Do they give the same output sequence?

Hi @ken2022 ,

In the first step of the function modelf(), a bidirectional LSTM cell is created that accepts the input X as a whole sentence. A bidirectional layer allows the LSTM to process the input in both directions, allowing it to consider context from both the past and future when processing each character.

In the second step, a for-loop is used to iterate over Ty time steps. This is because the goal is to generate a new output sequence of length Ty, one character at a time. The LSTM uses the hidden state and cell state from the previous time step, in addition to the current input, to generate a new output.

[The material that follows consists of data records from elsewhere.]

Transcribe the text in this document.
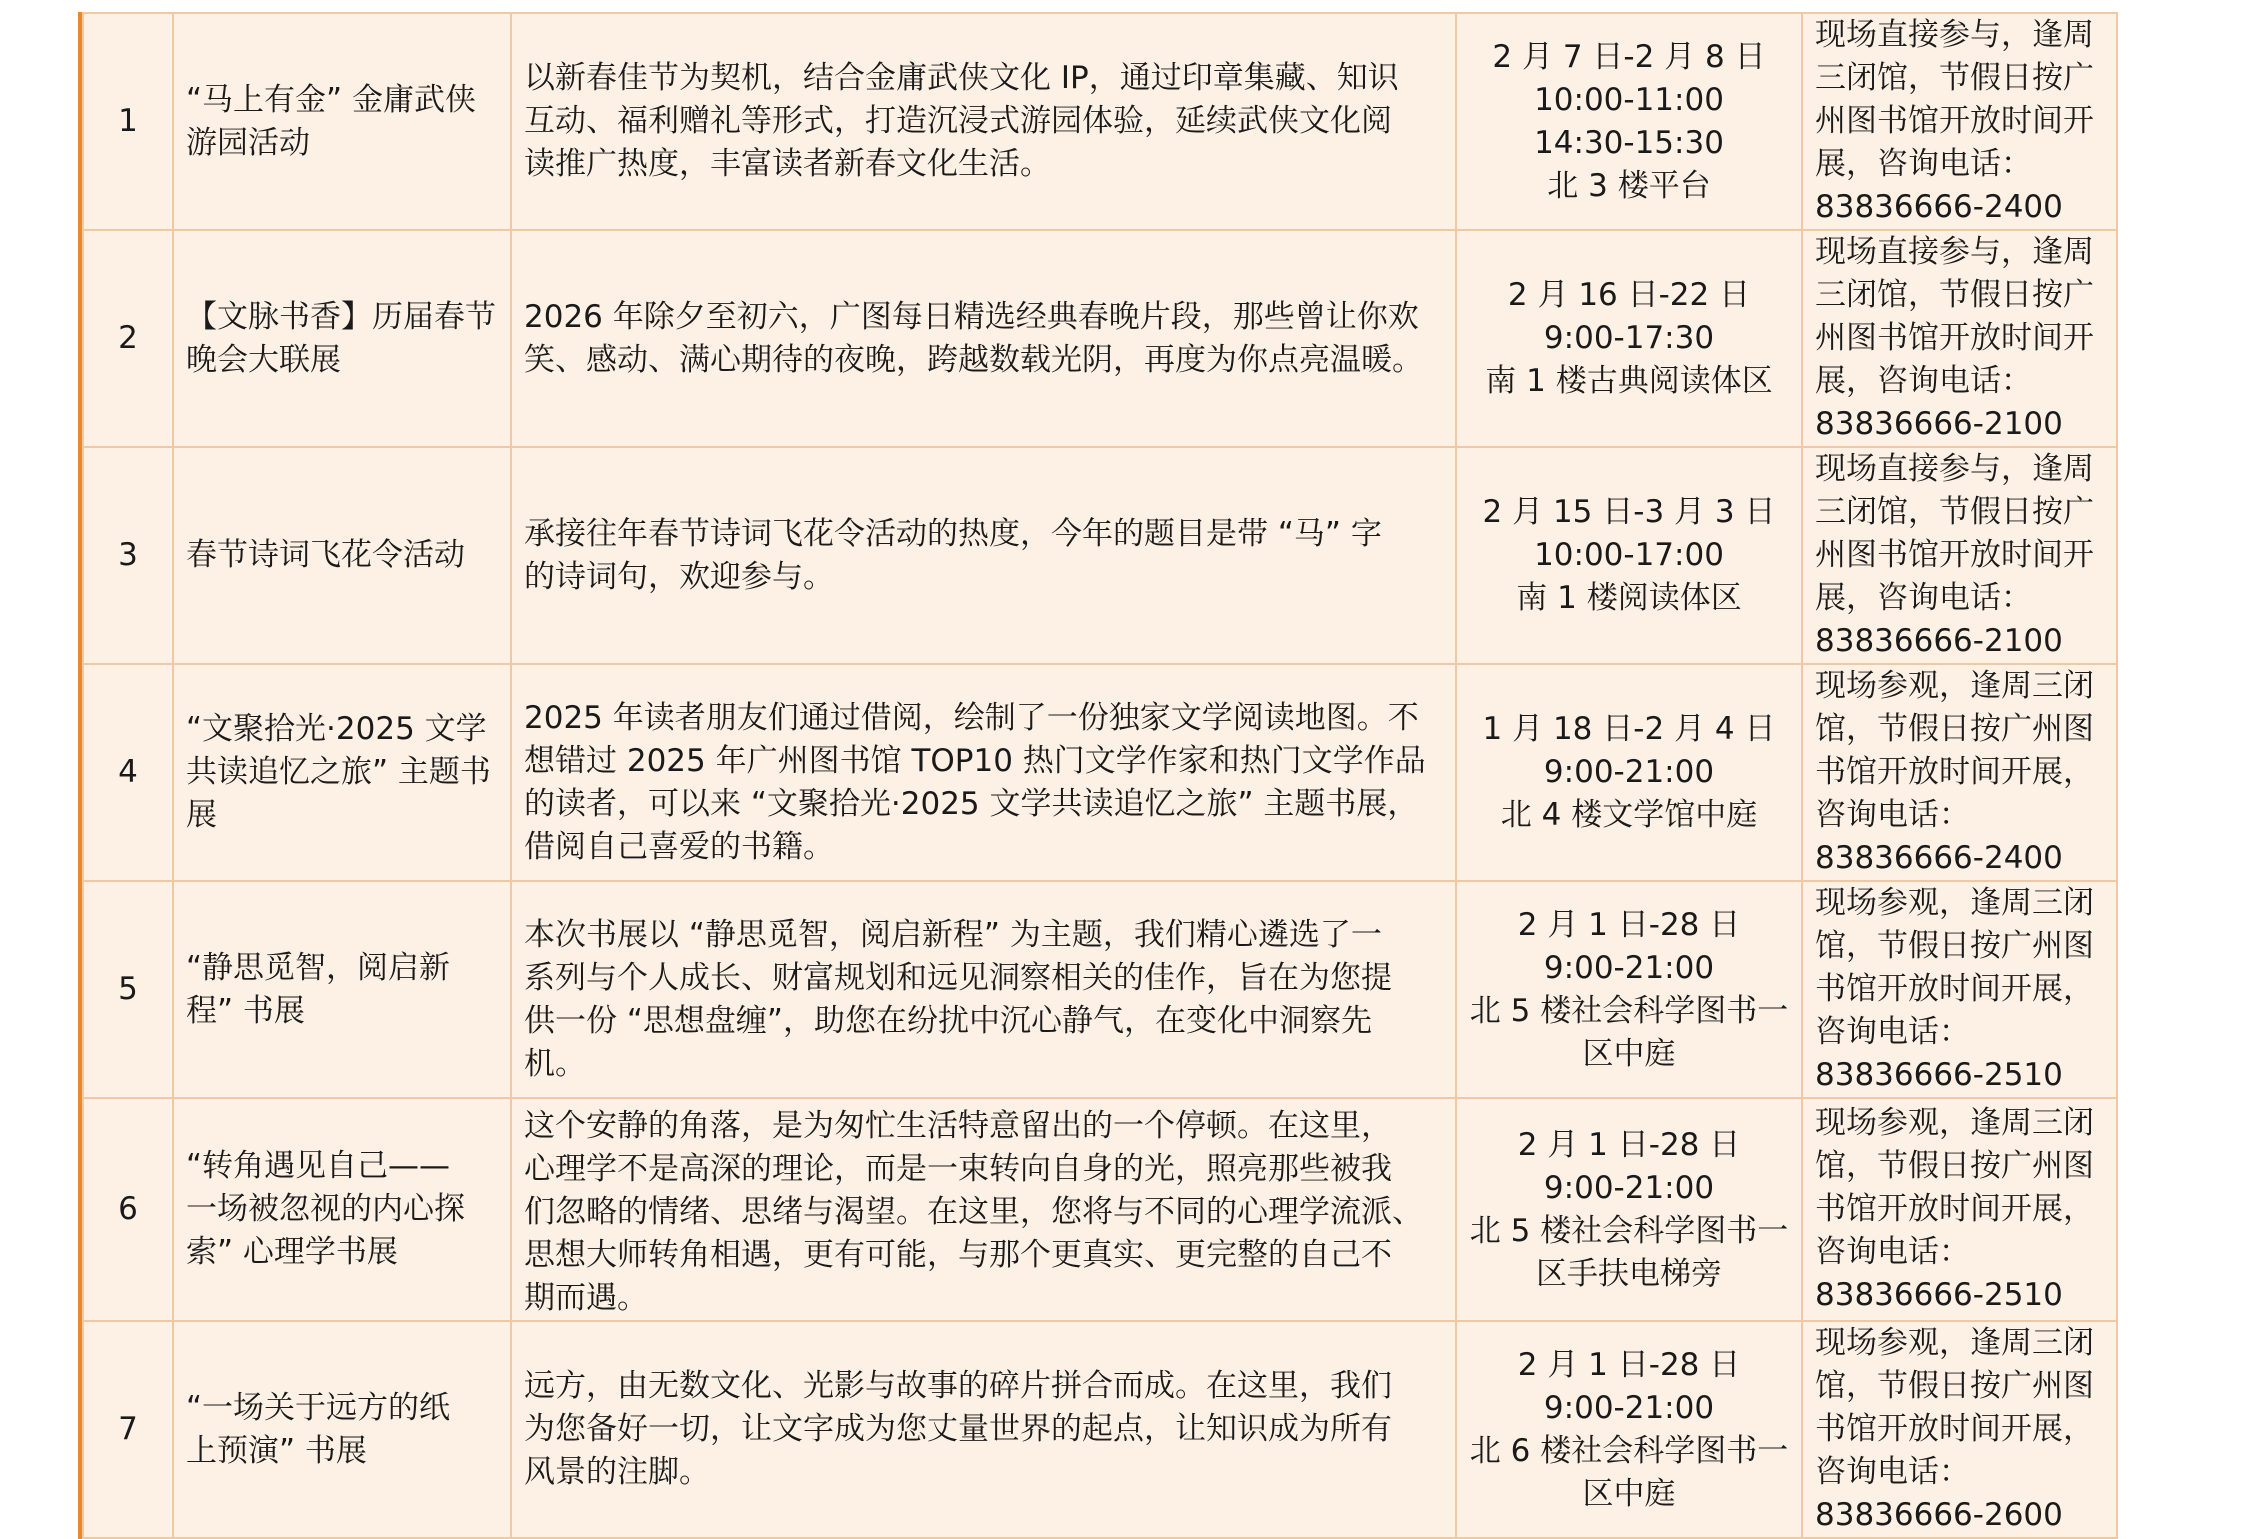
1	“马上有金” 金庸武侠
游园活动	以新春佳节为契机，结合金庸武侠文化 IP，通过印章集藏、知识
互动、福利赠礼等形式，打造沉浸式游园体验，延续武侠文化阅
读推广热度，丰富读者新春文化生活。	2 月 7 日-2 月 8 日
10:00-11:00
14:30-15:30
北 3 楼平台	现场直接参与，逢周
三闭馆，节假日按广
州图书馆开放时间开
展，咨询电话：
83836666-2400

2	【文脉书香】历届春节
晚会大联展	2026 年除夕至初六，广图每日精选经典春晚片段，那些曾让你欢
笑、感动、满心期待的夜晚，跨越数载光阴，再度为你点亮温暖。	2 月 16 日-22 日
9:00-17:30
南 1 楼古典阅读体区	现场直接参与，逢周
三闭馆，节假日按广
州图书馆开放时间开
展，咨询电话：
83836666-2100

3	春节诗词飞花令活动	承接往年春节诗词飞花令活动的热度，今年的题目是带 “马” 字
的诗词句，欢迎参与。	2 月 15 日-3 月 3 日
10:00-17:00
南 1 楼阅读体区	现场直接参与，逢周
三闭馆，节假日按广
州图书馆开放时间开
展，咨询电话：
83836666-2100

4	“文聚拾光·2025 文学
共读追忆之旅” 主题书
展	2025 年读者朋友们通过借阅，绘制了一份独家文学阅读地图。不
想错过 2025 年广州图书馆 TOP10 热门文学作家和热门文学作品
的读者，可以来 “文聚拾光·2025 文学共读追忆之旅” 主题书展，
借阅自己喜爱的书籍。	1 月 18 日-2 月 4 日
9:00-21:00
北 4 楼文学馆中庭	现场参观，逢周三闭
馆，节假日按广州图
书馆开放时间开展，
咨询电话：
83836666-2400

5	“静思觅智，阅启新
程” 书展	本次书展以 “静思觅智，阅启新程” 为主题，我们精心遴选了一
系列与个人成长、财富规划和远见洞察相关的佳作，旨在为您提
供一份 “思想盘缠”，助您在纷扰中沉心静气，在变化中洞察先
机。	2 月 1 日-28 日
9:00-21:00
北 5 楼社会科学图书一
区中庭	现场参观，逢周三闭
馆，节假日按广州图
书馆开放时间开展，
咨询电话：
83836666-2510

6	“转角遇见自己——
一场被忽视的内心探
索” 心理学书展	这个安静的角落，是为匆忙生活特意留出的一个停顿。在这里，
心理学不是高深的理论，而是一束转向自身的光，照亮那些被我
们忽略的情绪、思绪与渴望。在这里，您将与不同的心理学流派、
思想大师转角相遇，更有可能，与那个更真实、更完整的自己不
期而遇。	2 月 1 日-28 日
9:00-21:00
北 5 楼社会科学图书一
区手扶电梯旁	现场参观，逢周三闭
馆，节假日按广州图
书馆开放时间开展，
咨询电话：
83836666-2510

7	“一场关于远方的纸
上预演” 书展	远方，由无数文化、光影与故事的碎片拼合而成。在这里，我们
为您备好一切，让文字成为您丈量世界的起点，让知识成为所有
风景的注脚。	2 月 1 日-28 日
9:00-21:00
北 6 楼社会科学图书一
区中庭	现场参观，逢周三闭
馆，节假日按广州图
书馆开放时间开展，
咨询电话：
83836666-2600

In general, whether to use a for-loop or not depends on the specific task and architecture. In this case, using a bidirectional LSTM in the first step and a for-loop in the second step allows the model to efficiently process the input sentence and generate a new output sequence.

If you want to use LSTM for a sequence, you can use LSTM(return_sequences=True) and feed the input sequence X directly to it. It will output the sequence of hidden states for all the time steps.

On the other hand, if you want to use LSTM on a sequence, but you want to feed it one character at a time, you can use a for-loop as you described in your example, but it is not the most efficient way of processing the sequence.

Hope so this answers your question

Best Regards

Muhammad John Abbas

Thanks for your clarification. I got it now.